There was a time when Apple's Worldwide Developer Conference (WWDC) was a sleepy affair, with plenty of tickets available and no lines to get in to most sessions. But as Apple has grown, the event has transformed into the biggest single event on the calendar of Apple events.
Remarkably, as WWDC's popularity has exceeded the capacity of the event itself, it has still managed to find a way to grow. It started as a quirk a couple of years ago, but it has turned into a full-blown trend: Hundreds, if not thousands, of people who work in Apple-related fields or just love Apple stuff, flock to San Francisco for WWDC week even if they don't have a ticket to the event.
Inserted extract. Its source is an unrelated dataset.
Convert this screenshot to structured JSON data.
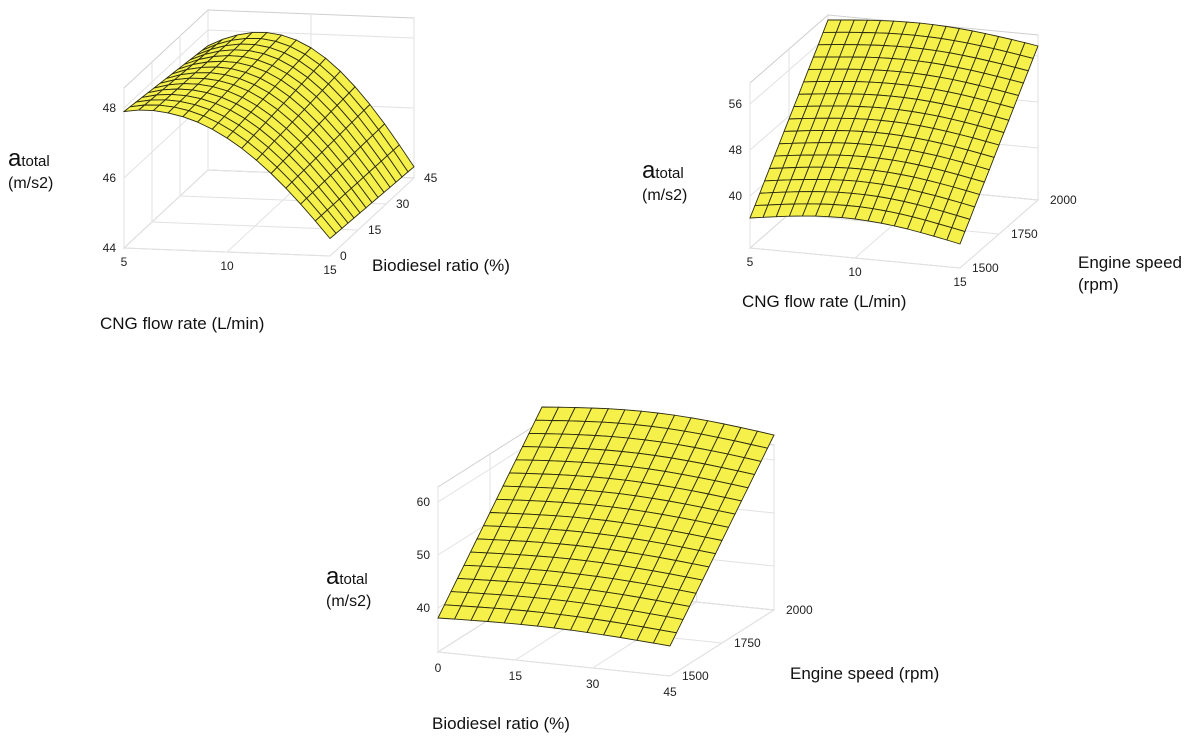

It was not always this way. In the last decade I clearly remember organizers of various conferences attempting to build events that would run alongside WWDC. The idea was that if Apple developers were in town for the week, perhaps IT professionals or designers or marketing people could come along, and go to their own conferences alongside Apple's.
It was a good idea, but Apple hated it. And so the company used its clout with Moscone Center to get local hotels to refuse bookings for competing events during WWDC. Maybe Apple was afraid that WWDC would no longer be the focus of the week and might actually be diminished as an event--but if I had to guess, I think the Apple of that era was paranoid about any other group or company riding on Apple's coattails, even if such events might have actually been a net positive for the Apple community at large.
There's been a lot of talk about "the new Apple" lately, which generally describes the changes we have seen in how the company presents itself to the world under Tim Cook's leadership, and following the departure of longtime communications head Katie Cotton. I am not sure Apple has thrown away its playbook, but it certainly seems to be revising it. There was plenty of evidence of that this week in San Francisco.
This week, running alongside WWDC, were not just various parties and get-togethers sponsored by various groups, but actual conferences running in parallel with Apple's conference and while they were not exactly endorsed by Apple, neither were they crushed like a bug so that Apple could be the only game in town this week.
For the last few years AltConf has run alongside WWDC, providing interesting Apple-related speakers. This year, the conference also streamed the Apple keynote to attendees who could not get into the room. Even there, a potential conflict with Apple over a public showing of Apple's content was resolved amicably.